Costante la diminuzione dei posti di lavoro nel settore che negli ultimi due anni ha visto circa centoventi cessazioni di rapporto lavorativo in ambito cave, compensato solo in parte da circa quaranta assunzioni nel settore lavorazione della pietra. Ma non solo dalla crisi diretta arrivano le preoccupazioni, da qualche anno si assiste alla richiesta di autorizzazioni per lo smaltimento diretto di rifiuti inerti nelle cave ormai esaurite, accompagnata da offerte di acquisto di cave non ancora ufficialmente dismesse ma visibilmente abbandonate.

Mentre due autorizzazioni relative a cave situate lungo la statale Tiburtina sono già state richieste per circa un milione di tonnellate di rifiuti da scavi e demolizioni si paventano altre ipotesi del genere. A questo proposito la Regione Lazio-Direzione Governo del ciclo dei rifiuti, ha avviato un tavolo di confronto la cui riunione preliminare si è svolta il 15 Febbraio con il coinvolgimento della Città metropolitana di Roma, dei Comuni di Tivoli e Guidonia e Arpa Lazio. Superfluo dire che i dubbi e le riflessioni sono molte perché, se in qualche modo occorre riflettere sul modo di ritombare quelle enormi buche, le cui modalità sono peraltro previste dalla normativa regionale, è pur vero che l’arrivo di centinaia di migliaia di tonnellate di rifiuti lascia dubbi su cosa possa esserci facilmente nascosto dentro. Dubbio non da poco se si pensa alla falda affiorante delle acque sulfuree, che si riversa nell’Aniene direttamente o attraverso i canali di pompaggio. Senza tralasciare poi il grande traffico di automezzi pesanti che trasporterà nelle cave il milione di tonnellate di terra da scavo e demolizioni.

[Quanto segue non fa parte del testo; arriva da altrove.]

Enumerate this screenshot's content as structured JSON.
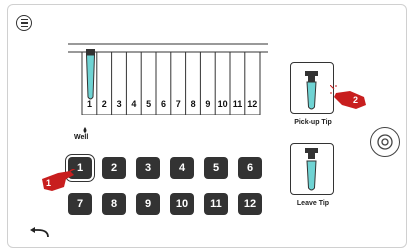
{
  "rack": {
    "slots": [
      "1",
      "2",
      "3",
      "4",
      "5",
      "6",
      "7",
      "8",
      "9",
      "10",
      "11",
      "12"
    ],
    "well_label": "Well"
  },
  "keypad": {
    "buttons": [
      "1",
      "2",
      "3",
      "4",
      "5",
      "6",
      "7",
      "8",
      "9",
      "10",
      "11",
      "12"
    ],
    "selected": "1"
  },
  "tips": {
    "pickup_label": "Pick-up Tip",
    "leave_label": "Leave Tip"
  },
  "steps": {
    "step1": "1",
    "step2": "2"
  },
  "icons": {
    "menu": "menu-icon",
    "back": "back-arrow-icon",
    "side": "rotate-icon",
    "hand": "pointing-hand-icon"
  },
  "colors": {
    "tip_fill": "#6fd3d3",
    "badge": "#c81e1e",
    "key_bg": "#333333"
  }
}
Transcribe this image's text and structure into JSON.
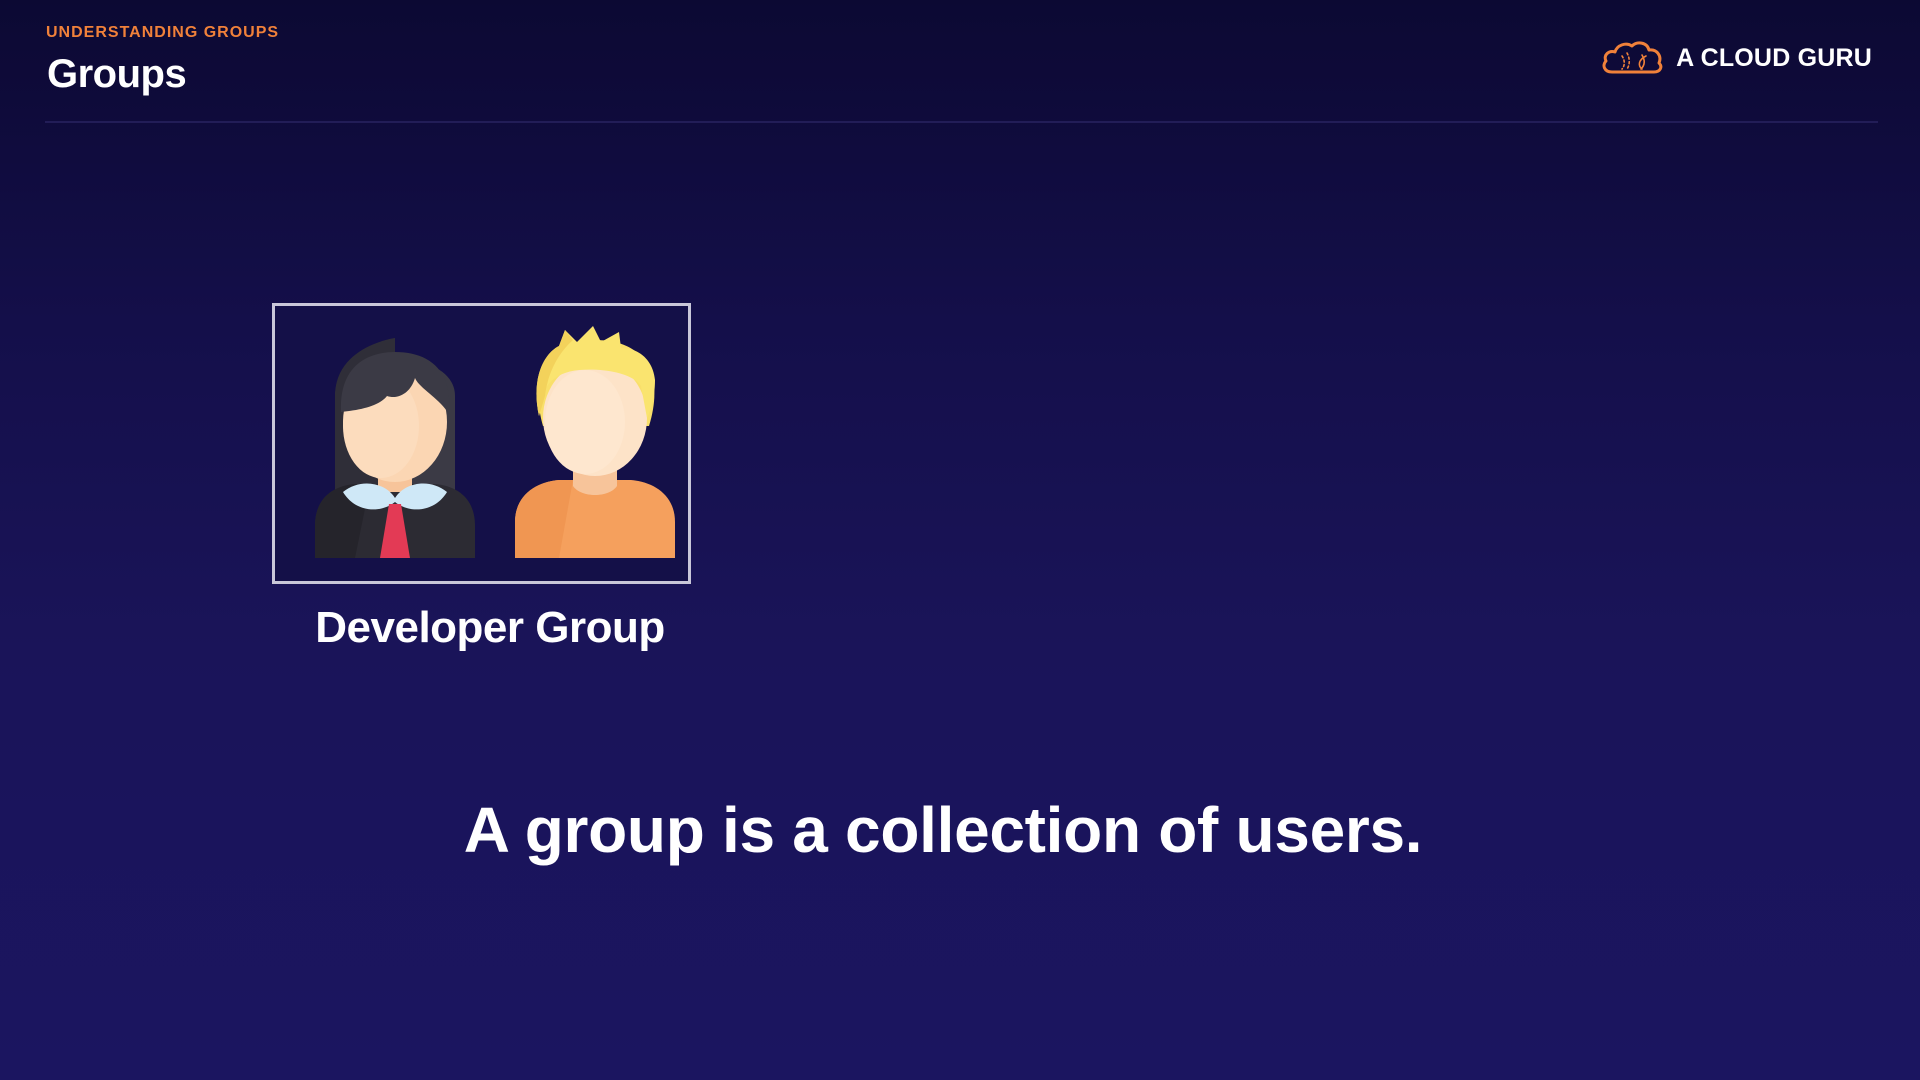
{
  "header": {
    "kicker": "UNDERSTANDING GROUPS",
    "title": "Groups"
  },
  "brand": {
    "name": "A CLOUD GURU",
    "icon": "cloud-logo-icon",
    "accent_color": "#f0813a"
  },
  "group": {
    "label": "Developer Group",
    "members": [
      {
        "icon": "female-user-avatar-icon"
      },
      {
        "icon": "male-user-avatar-icon"
      }
    ],
    "border_color": "#c9c7d9"
  },
  "caption": "A group is a collection of users.",
  "colors": {
    "background": "#140f4a",
    "text": "#ffffff"
  }
}
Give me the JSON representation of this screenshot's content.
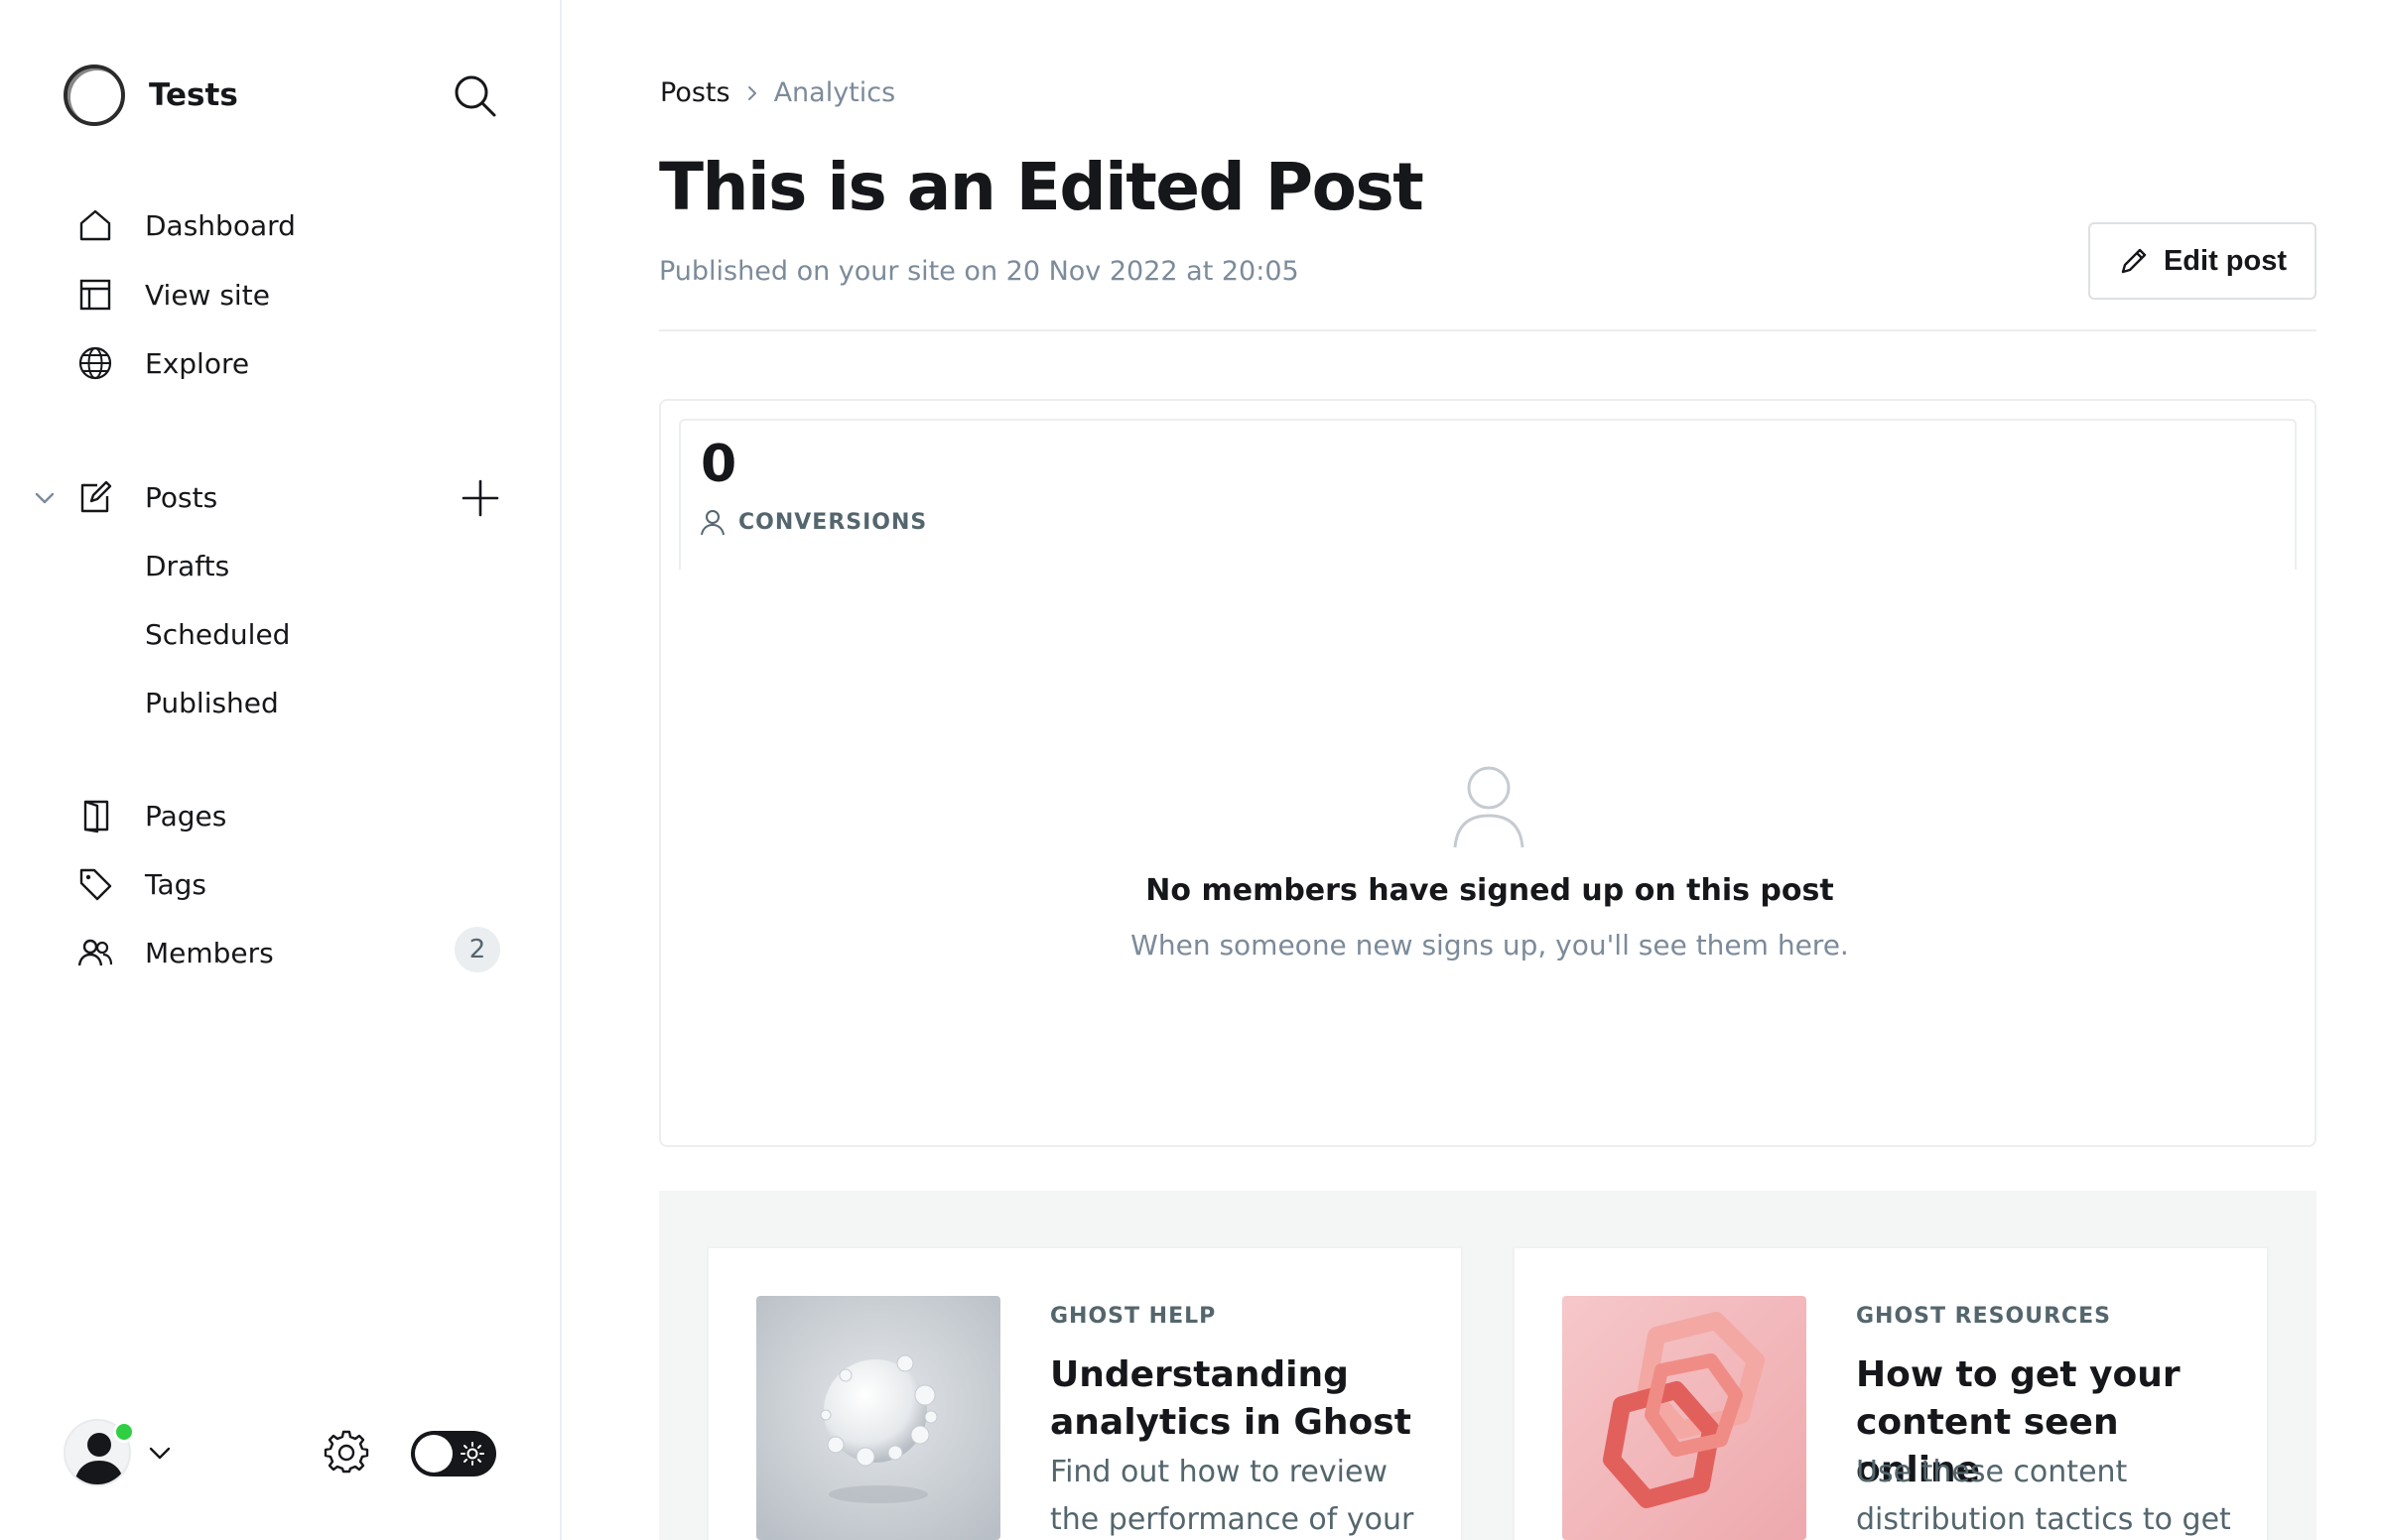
{
  "sidebar": {
    "site_name": "Tests",
    "nav": [
      {
        "label": "Dashboard",
        "icon": "home-icon"
      },
      {
        "label": "View site",
        "icon": "layout-icon"
      },
      {
        "label": "Explore",
        "icon": "globe-icon"
      }
    ],
    "posts": {
      "label": "Posts",
      "icon": "edit-icon",
      "children": [
        "Drafts",
        "Scheduled",
        "Published"
      ]
    },
    "more": [
      {
        "label": "Pages",
        "icon": "page-icon"
      },
      {
        "label": "Tags",
        "icon": "tag-icon"
      },
      {
        "label": "Members",
        "icon": "members-icon",
        "count": "2"
      }
    ]
  },
  "breadcrumb": {
    "root": "Posts",
    "current": "Analytics"
  },
  "post": {
    "title": "This is an Edited Post",
    "published": "Published on your site on 20 Nov 2022 at 20:05",
    "edit_label": "Edit post"
  },
  "conversions": {
    "value": "0",
    "label": "CONVERSIONS",
    "empty_title": "No members have signed up on this post",
    "empty_sub": "When someone new signs up, you'll see them here."
  },
  "resources": [
    {
      "category": "GHOST HELP",
      "title": "Understanding analytics in Ghost",
      "desc": "Find out how to review the performance of your"
    },
    {
      "category": "GHOST RESOURCES",
      "title": "How to get your content seen online",
      "desc": "Use these content distribution tactics to get"
    }
  ],
  "colors": {
    "accent_online": "#30cf43",
    "muted_text": "#7c8b9a",
    "border": "#ebeef0"
  }
}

Per tornare alla grave crisi del settore ed alle ricadute economiche, le organizzazioni sindacali di settore: feneal Uil, Filca Cisl e Fillea CGIL, non si limitano a constatare la crisi ma propongono modifiche alla legge regionale 17/2004 o al Regolamento regionale in materia di cave e torbiere. Tali modifiche, a tutela del comparto del Travertino romano, prevedono lo sviluppo delle attività già esistenti al posto di nuove concessioni estrattive, la razionalizzazione dello sfruttamento dei giacimenti, l’innovazione tecnologica, una percentuale minima (50%) di lavorazione in loco del materiale estratto, agevolazioni fiscali a favore della aziende che effettuano la lavorazione dei blocchi in loco. Certo è che, mettendo da parte il fenomeno subsidenza che sembra passato nel dimenticatoio, la convivenza tra estrazione del travertino, falda sulfurea, ritombamento a base di rifiuti inerti, risulta essere estremamente delicata e bisognosa, quindi, di riflessioni molto attente.